Hennepin County's Child Protection Services is placing more children with relatives and fewer in shelters a year after overhauling its program, though its caseload continues to grow.
Hennepin County placing more mistreated kids with relatives, fewer in shelters
A report released Thursday points to some progress since reforms were enacted in 2015.
A report presented Thursday by Deputy Administrator Jennifer DeCubellis shows that the state's most populous county has made significant strides in strengthening its services for abused or neglected children but still needs to reduce the number entering the system.
"We thought it was unsustainable how we were doing business," said DeCubellis, who is leading the program's reform. "Over the last couple of months, the data is starting to give us that sense of hope that the system is starting to turn."
The report is the first comprehensive look at the progress the county has made since it adopted a new approach for handling children facing neglect and abuse last year. The county's system was under scrutiny in 2015 after a Casey Family Programs report found it to be overloaded and underfunded.
Problems were similar across the state, leading the Legislature to approve $52 million for programs to improve treatment. Hennepin County has since vastly increased its spending on child protection, from $73.6 million in 2015 to $100.5 million last year, according to Thursday's report. The program has a $122 million budget this year, DeCubellis said.
That spending has led to an increase in staffing. The county has more than 460 child protection employees, up 42 percent from 2016. At the same time, employee turnover has gone down by 42 percent.
But that hasn't reduced the number of reports coming to the county's 24/7 response center.

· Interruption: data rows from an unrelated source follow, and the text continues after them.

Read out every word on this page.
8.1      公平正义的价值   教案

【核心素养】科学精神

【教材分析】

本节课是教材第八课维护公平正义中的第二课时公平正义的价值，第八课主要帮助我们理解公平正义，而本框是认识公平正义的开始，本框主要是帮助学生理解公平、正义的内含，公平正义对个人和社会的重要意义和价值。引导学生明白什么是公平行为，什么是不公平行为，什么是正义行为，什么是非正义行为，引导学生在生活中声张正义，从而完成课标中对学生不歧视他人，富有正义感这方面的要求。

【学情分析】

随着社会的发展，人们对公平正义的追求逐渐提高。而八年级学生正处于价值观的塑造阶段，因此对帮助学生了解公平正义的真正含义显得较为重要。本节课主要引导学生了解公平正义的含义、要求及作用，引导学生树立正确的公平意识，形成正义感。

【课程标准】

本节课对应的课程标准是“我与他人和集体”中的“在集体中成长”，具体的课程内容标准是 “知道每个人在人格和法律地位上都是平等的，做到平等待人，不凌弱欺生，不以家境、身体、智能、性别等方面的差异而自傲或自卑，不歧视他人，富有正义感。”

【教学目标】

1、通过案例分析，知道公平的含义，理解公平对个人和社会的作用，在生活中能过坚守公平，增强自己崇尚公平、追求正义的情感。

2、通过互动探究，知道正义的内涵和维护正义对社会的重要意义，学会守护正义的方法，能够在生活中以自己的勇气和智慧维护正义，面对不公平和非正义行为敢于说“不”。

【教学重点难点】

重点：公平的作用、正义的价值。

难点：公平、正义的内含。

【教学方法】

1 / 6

More than 20,380 reports were made to child protection services last year, 16 percent more than 2015 and almost twice as many as in 2009.
More than 2,640 children were in foster care this year through June, nearly matching the total number for all of 2016. About 3,180 children were placed in foster care last year.
However, shelter placements are declining, according to the report. The number of such placements dropped by 26 percent from January 2017 to July 2018.
And more children are being placed with relatives, up 31 percent from 2016 to 2017. As of June, about 1,480 children had been placed in a relative's home this year, more than in any other setting.
One example is Christina McDonald, whose daughter had four children and was in an abusive relationship. For McDonald, taking her grandchildren out of an unstable environment was her only option. She adopted the children and took them into her Minneapolis home in 2015. Though it hasn't always been easy, she said she doesn't regret the decision.
"When they're your blood and that's your family, you would want to see them nowhere else," McDonald said. "You just make the sacrifices."
But county officials are wary of calling the rise in relative placement an improvement.
"Kinship placement is not nirvana," said Commissioner Mike Opat, who chairs a child well-being advisory committee formed last year. "There are a lot of relatives that have their own struggles."
Finding a path
Hennepin County's program in recent years has collected data and studied how to reduce the number of children entering the system, officials said.
"It was a crisis. We didn't have a path," DeCubellis said. "The biggest change is to be able to give some reassurances … that we have a path forward, that we are all aligned."
That included removing some of the responsibility from child protection alone and focusing more on the causes that could lead to maltreatment by parents, including substance abuse, unemployment and housing.
For the first time last year, drug abuse became the leading reason why children were removed from their homes, moving ahead of allegations of neglect, according to the report.
DeCubellis told the County Board that emphasis needs to be placed on aspects of child welfare that include its response to the opioid crisis and the growing homeless encampment along Hiawatha Avenue in south Minneapolis.
Black and American Indian children continue to be disproportionately put into the system, according to the report. DeCubellis said the county needs to first address root causes, and Opat said he hopes child protection services soon adopts a "colorblind" approach.
State experts on child protection and welfare expressed some satisfaction with Hennepin County's progress.
In a statement, Human Services Commissioner Emily Piper said that the county's efforts were encouraging but emphasized "that we all still have much work ahead and we must strive for continued improvements in our work with Minnesota's most vulnerable children and families."
Rich Gehrman, the executive director of Safe Passage for Children of Minnesota, a child protection advocacy organization, said that of all the metro counties Hennepin is making the biggest investment in child protection. He said he was especially impressed with the decrease in employee turnover.
"It shows that they're doing a better job with the workforce and making it a better place to be," he said.
Traci LaLiberte, executive director of the University of Minnesota's Center for Advanced Studies in Child Welfare and a member of the advisory committee, said that Hennepin County was undertaking a "monumentally difficult" task.
"They're going to prioritize getting this right, better than they have in the past," she said.
LaLiberte compared the program to an ocean liner, one that will take a long time to get on the correct path.
"The reality is, Hennepin is trying to work with kids and families with incredibly complex issues in a system that has tremendous complexities of its own," she said.
"Strong leadership and strong management is what they really need in order to set a course, stay the course and see change."